I have never been one to place the blame of my circumstances on others. That is maybe why I am so totally happy with my life that I take full responsibility for it. In fact, it may be a question of the chicken and the egg as far as the genesis of how all good outcomes come about. Is it your mental state of mind or the great results that state of mind produces? I believe having a victim mentality is counter productive to healthy growth whether it's your practice or physical status. So when it comes to your practice, it would be best for the long haul if you take personal responsibility as to it's direction. Perhaps you thought that you do - but if you have a practice that is heavily insurance based, you may want to reevaluate. Likewise decisions that we make on a daily basis should be the center of a well laid out plan of development, but often times are a result of circumstances that are being dictated from a third party.
One of the things I look forward to every year is meeting up with new colleagues who are seeking advice on how to increase their profits. These docs are usually very confused because they have played by the "rules" and yet they are just getting by. It's also quite obvious that these practitioners are very good when it comes to diagnosing medical problems or prescribing the latest wave front designed lenses. But, when it comes to management of their practices, they are receiving a failing grade.
My wife Chris and I will usually spend several hours with them first hearing of their difficulties and then usually offering at least ten different things they can do to change their bottom line. Often these changes will actually enhance the care they deliver to their patients in both a material and service form. So it's usually a win-win for them. The first item we address is to get these docs off the mentality that the only way they can compete is to offer all the insurance plans that their perceived competition offers. It's very telling that usually by the time we are through with the discussion, this whole scene of who is your competition will change dramatically. right before their eyes.The story we tell them here is its all right if you want to accept some insurance But, make sure it's paying you enough so that your not committing what I call "practice suicide".

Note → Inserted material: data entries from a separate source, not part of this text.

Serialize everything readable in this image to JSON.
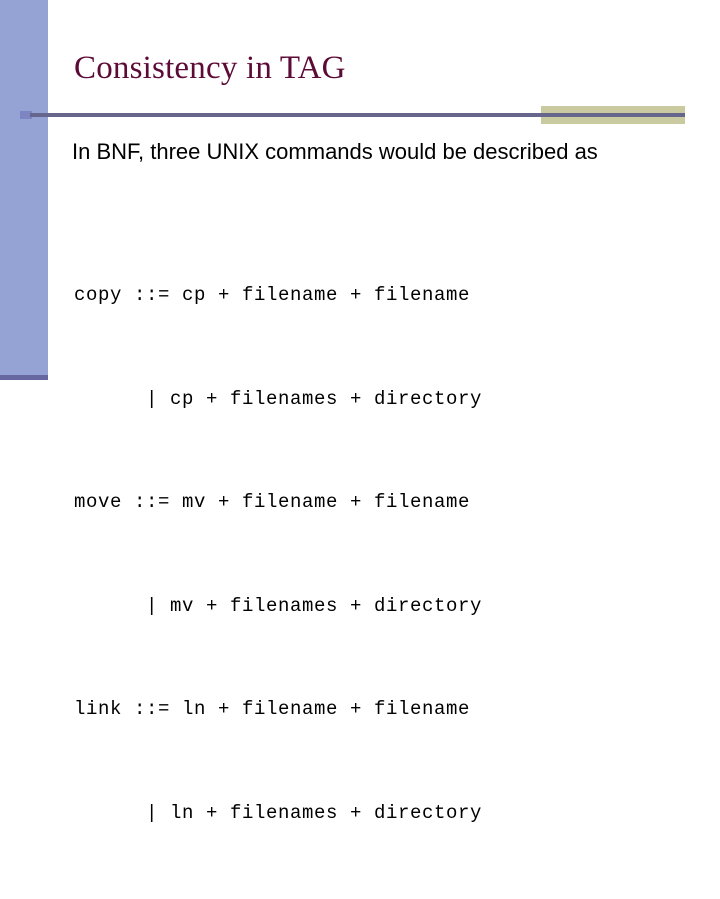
{
  "slide": {
    "title": "Consistency in TAG",
    "body_paragraph": "In BNF, three UNIX commands would be described as",
    "code_lines": [
      "copy ::= cp + filename + filename",
      "      | cp + filenames + directory",
      "move ::= mv + filename + filename",
      "      | mv + filenames + directory",
      "link ::= ln + filename + filename",
      "      | ln + filenames + directory"
    ]
  },
  "colors": {
    "title": "#5c0a36",
    "sidebar": "#94a2d4",
    "sidebar_foot": "#6667a0",
    "rule_line": "#66668c",
    "rule_khaki": "#c9caa0",
    "background": "#ffffff",
    "text": "#000000"
  }
}
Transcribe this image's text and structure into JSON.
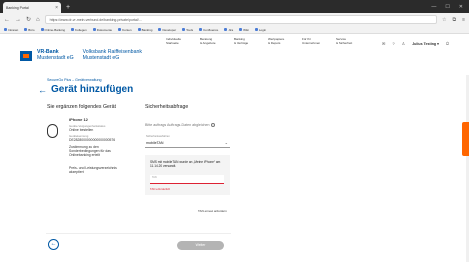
{
  "browser": {
    "tab_title": "Banking Portal",
    "url_main": "https://www.dr-vr-mein-verbund.de/banking-private/portal/...",
    "bookmarks": [
      "Intranet",
      "Büro",
      "Online-Banking",
      "Kollegen",
      "Dokumente",
      "Konten",
      "Banking",
      "Developer",
      "Tools",
      "Confluence",
      "Jira",
      "Wiki",
      "Login"
    ]
  },
  "bank": {
    "name_line1": "VR-Bank",
    "name_line2": "Mustenstadt eG",
    "name_line3": "Volksbank Raiffeisenbank",
    "name_line4": "Mustenstadt eG"
  },
  "nav": [
    {
      "l1": "Individuelle",
      "l2": "Startseite"
    },
    {
      "l1": "Beratung",
      "l2": "& Angebote"
    },
    {
      "l1": "Banking",
      "l2": "& Verträge"
    },
    {
      "l1": "Wertpapiere",
      "l2": "& Depots"
    },
    {
      "l1": "Für Ihr",
      "l2": "Unternehmen"
    },
    {
      "l1": "Service",
      "l2": "& Sicherheit"
    }
  ],
  "header_right": {
    "user": "Julius Testing ▾"
  },
  "page": {
    "breadcrumb": "SecureGo Plus – Gerätverwaltung",
    "title": "Gerät hinzufügen",
    "left_heading": "Sie ergänzen folgendes Gerät",
    "right_heading": "Sicherheitsabfrage"
  },
  "device": {
    "name": "iPhone 12",
    "status_label": "Geräte-Vergangenheitsstatus",
    "status": "Online bestellen",
    "id_label": "Gerätekennung",
    "id": "DE2828000000000000000576",
    "consent": "Zustimmung zu den Sonderbedingungen für das Onlinebanking erteilt",
    "price": "Preis- und Leistungsverzeichnis akzeptiert"
  },
  "auth": {
    "info": "Bitte auftrags Auftrags-Daten abgleichen",
    "select_label": "Sicherheitsverfahren",
    "select_value": "mobileTAN",
    "sms_msg": "SMS mit mobileTAN wurde an „Meine iPhone“ am 11.14.20 versandt.",
    "tan_label": "TAN",
    "tan_error": "TAN erforderlich",
    "resend": "TAN erneut anfordern"
  },
  "actions": {
    "weiter": "Weiter"
  },
  "colors": {
    "brand": "#0058a4",
    "accent": "#ff6600"
  }
}
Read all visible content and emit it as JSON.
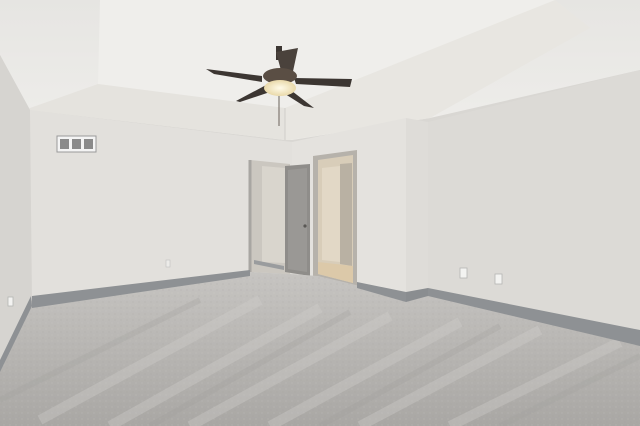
{
  "scene": {
    "subject": "empty-bedroom-interior",
    "colors": {
      "ceiling": "#ecebe8",
      "tray_band": "#e3e1dc",
      "wall_back": "#e2e0dc",
      "wall_right": "#dcdad6",
      "wall_left": "#d6d4d0",
      "baseboard": "#8e9194",
      "carpet": "#bdbbb8",
      "door": "#8f8d8a",
      "fan_blade": "#3c3632",
      "fan_light": "#f3e8c8",
      "vent": "#c9c9c9"
    }
  }
}
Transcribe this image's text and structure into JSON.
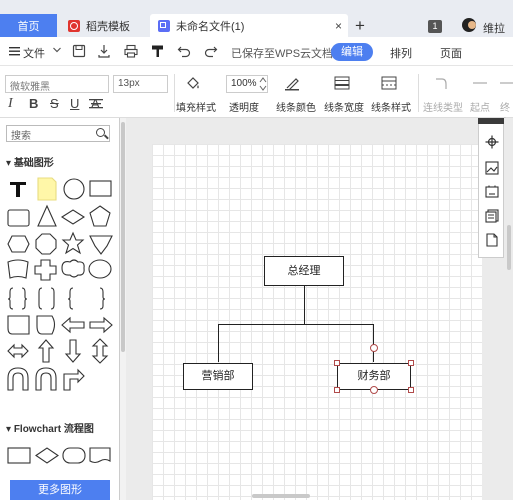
{
  "tabs": {
    "home": "首页",
    "templates": "稻壳模板",
    "document": "未命名文件(1)",
    "close_glyph": "×",
    "add_glyph": "+"
  },
  "user": {
    "badge": "1",
    "name": "维拉"
  },
  "menubar": {
    "file": "文件",
    "saved_status": "已保存至WPS云文档",
    "edit": "编辑",
    "arrange": "排列",
    "page": "页面"
  },
  "toolbar": {
    "font_name": "微软雅黑",
    "font_size": "13px",
    "fmt_italic": "I",
    "fmt_bold": "B",
    "fmt_strike": "S",
    "fmt_underline": "U",
    "fmt_text": "A",
    "zoom": "100%",
    "fill_style": "填充样式",
    "opacity": "透明度",
    "line_color": "线条颜色",
    "line_width": "线条宽度",
    "line_style": "线条样式",
    "connector_type": "连线类型",
    "start_point": "起点",
    "end_point": "终点"
  },
  "left_panel": {
    "search_placeholder": "搜索",
    "basic_shapes": "基础图形",
    "flowchart": "Flowchart 流程图",
    "more_shapes": "更多图形"
  },
  "diagram": {
    "nodes": {
      "gm": "总经理",
      "marketing": "营销部",
      "finance": "财务部"
    }
  },
  "colors": {
    "accent": "#4d7ff0",
    "tab_bg": "#e9ecf2",
    "handle": "#b04a4a"
  }
}
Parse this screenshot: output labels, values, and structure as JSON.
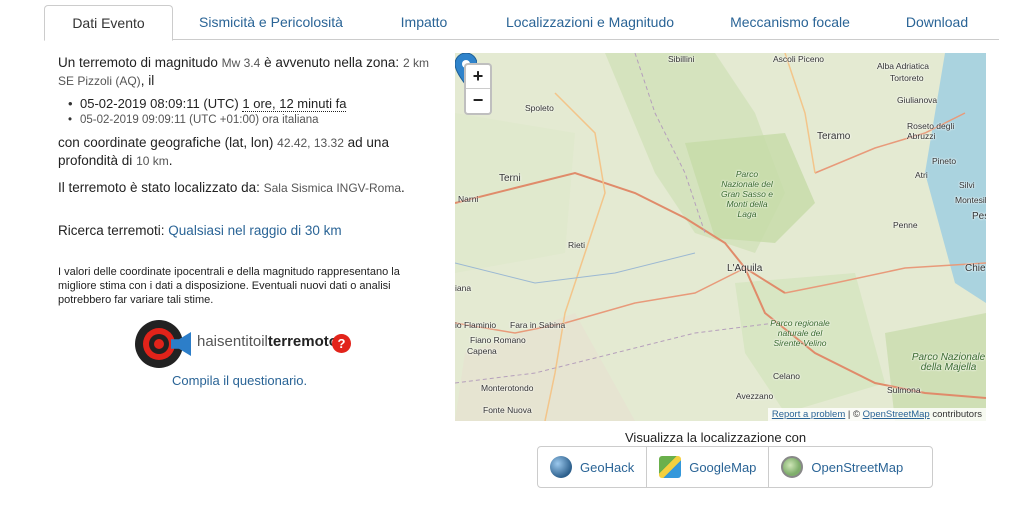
{
  "tabs": [
    {
      "label": "Dati Evento",
      "active": true
    },
    {
      "label": "Sismicità e Pericolosità"
    },
    {
      "label": "Impatto"
    },
    {
      "label": "Localizzazioni e Magnitudo"
    },
    {
      "label": "Meccanismo focale"
    },
    {
      "label": "Download"
    }
  ],
  "event": {
    "intro_a": "Un terremoto di magnitudo",
    "magnitude": "Mw 3.4",
    "intro_b": "è avvenuto nella zona:",
    "zone": "2 km SE Pizzoli (AQ)",
    "intro_c": ", il",
    "time_utc": "05-02-2019 08:09:11 (UTC)",
    "time_ago": "1 ore, 12 minuti fa",
    "time_local": "05-02-2019 09:09:11 (UTC +01:00) ora italiana",
    "coord_a": "con coordinate geografiche (lat, lon)",
    "coords": "42.42, 13.32",
    "coord_b": "ad una profondità di",
    "depth": "10 km",
    "coord_c": ".",
    "loc_a": "Il terremoto è stato localizzato da:",
    "loc_by": "Sala Sismica INGV-Roma",
    "loc_c": ".",
    "search_label": "Ricerca terremoti:",
    "search_link": "Qualsiasi nel raggio di 30 km",
    "note": "I valori delle coordinate ipocentrali e della magnitudo rappresentano la migliore stima con i dati a disposizione. Eventuali nuovi dati o analisi potrebbero far variare tali stime."
  },
  "hst": {
    "logo_text_a": "haisentito",
    "logo_text_b": "il",
    "logo_text_c": "terremoto",
    "q": "?",
    "link": "Compila il questionario."
  },
  "map": {
    "zoom_in": "+",
    "zoom_out": "−",
    "attribution_link": "Report a problem",
    "attribution_sep": " | © ",
    "attribution_osm": "OpenStreetMap",
    "attribution_tail": " contributors",
    "places": {
      "sibillini": "Sibillini",
      "ascoli": "Ascoli Piceno",
      "alba": "Alba Adriatica",
      "tortoreto": "Tortoreto",
      "giulianova": "Giulianova",
      "roseto": "Roseto degli Abruzzi",
      "spoleto": "Spoleto",
      "teramo": "Teramo",
      "pineto": "Pineto",
      "atri": "Atri",
      "silvi": "Silvi",
      "montesilvano": "Montesilv",
      "pe": "Pes",
      "terni": "Terni",
      "narni": "Narni",
      "gran_sasso": "Parco Nazionale del Gran Sasso e Monti della Laga",
      "penne": "Penne",
      "rieti": "Rieti",
      "laquila": "L'Aquila",
      "chie": "Chie",
      "iana": "iana",
      "flaminio": "io Flaminio",
      "fara": "Fara in Sabina",
      "fiano": "Fiano Romano",
      "capena": "Capena",
      "sirente": "Parco regionale naturale del Sirente-Velino",
      "majella": "Parco Nazionale della Majella",
      "celano": "Celano",
      "monterotondo": "Monterotondo",
      "avezzano": "Avezzano",
      "sulmona": "Sulmona",
      "fonte": "Fonte Nuova"
    }
  },
  "visualizza": {
    "title": "Visualizza la localizzazione con",
    "buttons": [
      {
        "label": "GeoHack",
        "icon": "globe-icon"
      },
      {
        "label": "GoogleMap",
        "icon": "google-map-icon"
      },
      {
        "label": "OpenStreetMap",
        "icon": "osm-icon"
      }
    ]
  }
}
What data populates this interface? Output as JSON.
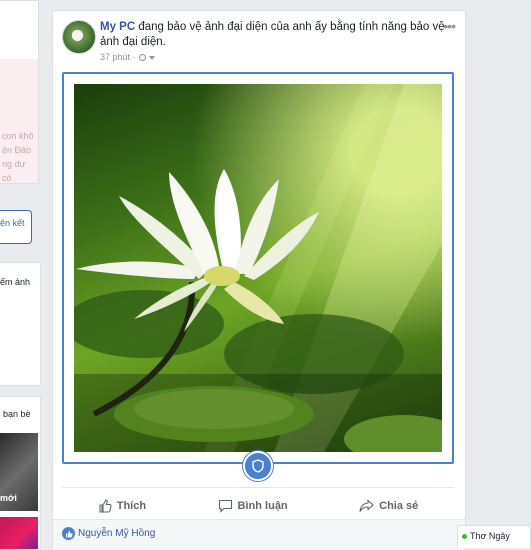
{
  "left_column": {
    "faded_lines": [
      "con khô",
      "ện Đảo",
      "ng dự",
      "có"
    ],
    "button_label": "ên kết",
    "card2_text": "ếm ảnh",
    "card3_label": "bạn bè",
    "thumb_caption": "mới"
  },
  "post": {
    "author": "My PC",
    "text": " đang bảo vệ ảnh đại diện của anh ấy bằng tính năng bảo vệ ảnh đại diện.",
    "time": "37 phút",
    "separator": "·",
    "more_icon": "more-dots-icon",
    "privacy_icon": "globe-icon",
    "accent_color": "#4a7fd4",
    "link_color": "#365899"
  },
  "actions": {
    "like_label": "Thích",
    "comment_label": "Bình luận",
    "share_label": "Chia sẻ"
  },
  "reactions": {
    "name": "Nguyễn Mỹ Hồng",
    "icon": "thumbs-up-icon"
  },
  "chat": {
    "name": "Thơ Ngây",
    "status_color": "#42b72a"
  }
}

Which brings me to a central point - Insurance in the best of light is not a substitute for good practice promotion. Just because you believe that these plans will bring plenty of patients to your door is not a good reason to accept them. The opposite is true. Making your practice dependent on insurance plans will make you noncompetitive in both principle and practice. The busy practice generated by insurance which is high volume and poor profit margins will lull almost anyone into a noncompetitive state. This happens due to what I call the "insurance hangover" generated by too much of in this case a bad thing.
An insurance heavy practice is not working for that doctor, rather it's working for the insurance company which beside your patients is the only other real entity in this transaction getting any value from it. Your practice in this scenario becomes to the patient just another vehicle to deliver goods. These patients are not loyal to your practice - they are loyal to the insurance company. If you haven't figured this out, then I have a little object lesson for you. Drop the coverage and see how many of your patients return to you for care. I can answer that from my personal experience - it's very few. That's just the on the surface of obvious problems generated by too much insurance in a practice.
The other side of this is the care you deliver. Playing by the rules, you get about ten minutes alone with each patient with the rest delegated. You have to do this because they don't pay you enough to spend anymore time with your insurance patients. That actually is the core of the problem and even the federal government is aware of this. To treat your patients with an approach that will lead them to healthy happy lives - you have to spend the time with them to counsel and educate. It also turns out that you need to spend time with them if you want to grow a profitable practice. This is what I call the inconvenient truth that no one wants to deal with in Optometry school or beyond. It turns out that this Helter Skelter way of practicing insurance based care is not healthy for anyone.
What becomes of a doctor and his/her practice when they become largely insurance based is a noncompetitive practice grown lazy over time not spent in promoting itself and it's services to the public at large. A practice that is so dependent on the "insurance" business it would fail instantly if that same insurance carrier pulled it's coverage. It's kind of like those potato farmers in New Zealand who saw their business growing so large with McDonalds that whenever corporate would come by and threaten to pull it - they were forced to accept lower prices on their goods until they ended up losing their shirts in the process. It's not a pretty picture.
I like to focus on the positives when I discuss this with my young colleagues, so I emphasize the return that is likely to come their way if they can figure out this puzzle before they become too dependent on insurance. That return is fostered directly from the time spent educating their patients on healthy outcomes with products and services they offer to take care of their present and future visual needs. This approach requires that they must carve out time in their schedule to talk this up.
So the first things that go are poor plans that are not paying enough in reimbursements or require to much staff time in relation to that same reimbursement. The openings created by this in the schedule can allow for the extra time that will be applied as patient contact. Doctors can then educate the patients about nutritional supplements, vision training, computer eyewear, specialty contacts, corneal reshaping, the latest medical breakthroughs and themselves. They can also take a more personal hands on approach to their care which is instantly perceived by the patients as value added services. The bottom lines go up substantially along with that satisfaction which is a long held axiom of any successful business.